I am really not precious about my work, and I think its materiality reflects that. I did a series of paintings in 2017, in which I worked with discarded fabric; the last section to be printed during the manufacturing process will usually have very interesting patterns from printing errors. I collect examples, and in this case they were folded and sewn into the dimensions of a small bed, which can be read as a reference to famous beds from art history, like Robert Rauschenberg’s and Tracey Emin’s. But the pieces also alluded to domesticity and intimate spaces. I made them for a two-person show I had with Ofelia Rodríguez; I wanted the paintings to function as backdrops for her work. She is an amazing artist, the first Colombian woman to get an MFA in visual art from Yale. She was the teacher and I wanted to house her pieces accordingly.

CEPEDA: Lately you have also been hosting El Cisne in your studio. This event combines a few of your favorite subjects: spectacle, bodies, architecture, theatricality, collaboration.

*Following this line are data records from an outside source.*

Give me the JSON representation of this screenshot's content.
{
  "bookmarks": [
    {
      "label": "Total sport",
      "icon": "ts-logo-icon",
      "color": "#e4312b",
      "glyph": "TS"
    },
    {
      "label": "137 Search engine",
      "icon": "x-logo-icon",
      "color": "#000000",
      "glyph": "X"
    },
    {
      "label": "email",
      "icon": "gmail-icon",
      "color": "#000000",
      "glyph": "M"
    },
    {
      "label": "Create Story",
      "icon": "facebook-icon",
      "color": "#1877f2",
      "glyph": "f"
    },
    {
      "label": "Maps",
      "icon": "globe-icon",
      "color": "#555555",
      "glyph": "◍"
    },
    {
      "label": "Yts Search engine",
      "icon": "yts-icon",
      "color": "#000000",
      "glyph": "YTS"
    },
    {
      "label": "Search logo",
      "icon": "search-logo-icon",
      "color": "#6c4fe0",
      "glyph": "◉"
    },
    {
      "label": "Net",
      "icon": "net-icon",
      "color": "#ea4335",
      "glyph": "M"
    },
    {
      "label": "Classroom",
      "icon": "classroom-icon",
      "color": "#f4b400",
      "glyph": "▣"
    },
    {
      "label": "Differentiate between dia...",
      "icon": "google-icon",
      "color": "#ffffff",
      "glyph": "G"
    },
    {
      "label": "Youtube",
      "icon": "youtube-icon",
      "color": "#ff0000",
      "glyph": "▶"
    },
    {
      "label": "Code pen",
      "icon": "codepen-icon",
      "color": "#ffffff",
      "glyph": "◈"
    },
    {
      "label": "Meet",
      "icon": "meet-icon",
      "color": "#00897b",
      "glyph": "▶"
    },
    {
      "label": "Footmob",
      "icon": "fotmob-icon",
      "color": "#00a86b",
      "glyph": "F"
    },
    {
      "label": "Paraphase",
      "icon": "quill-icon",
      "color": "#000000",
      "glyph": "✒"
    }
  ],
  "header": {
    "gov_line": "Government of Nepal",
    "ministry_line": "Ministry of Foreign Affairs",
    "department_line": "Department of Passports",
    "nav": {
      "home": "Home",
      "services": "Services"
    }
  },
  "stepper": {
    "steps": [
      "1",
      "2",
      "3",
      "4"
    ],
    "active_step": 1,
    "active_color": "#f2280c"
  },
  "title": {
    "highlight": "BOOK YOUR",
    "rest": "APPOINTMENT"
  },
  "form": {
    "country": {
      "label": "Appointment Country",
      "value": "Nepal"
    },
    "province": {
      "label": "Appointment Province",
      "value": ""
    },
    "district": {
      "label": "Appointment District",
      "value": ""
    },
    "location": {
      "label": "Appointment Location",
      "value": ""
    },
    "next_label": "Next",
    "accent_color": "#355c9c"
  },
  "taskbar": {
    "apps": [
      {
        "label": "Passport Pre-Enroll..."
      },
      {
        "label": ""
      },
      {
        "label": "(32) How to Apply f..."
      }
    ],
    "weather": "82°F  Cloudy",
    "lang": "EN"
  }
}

CAMIL: El Cisne is the nighttime alter-ego of my studio: it’s feminist and it’s queer. It’s meant to be inclusive and safe. It’s not a club, and there is no social media posting allowed inside. We have shows by drag queens, bands, and other performers. We try to include different people from “outside” the art world in a way that is productive and collaborative for everybody, properly remunerated and non-tokenizing. The local art scene is very machista and malinchista [sexist and racist], so El Cisne wants to carve out a space that is welcoming but also fun and experimental—that exists right between the seams of different mediums and people coming together. There is a spirit of horizontal collaboration, of improvisation, that has recently gotten more important in my work, and El Cisne is another way to explore this, and also to think about the collective body in a new and exciting way.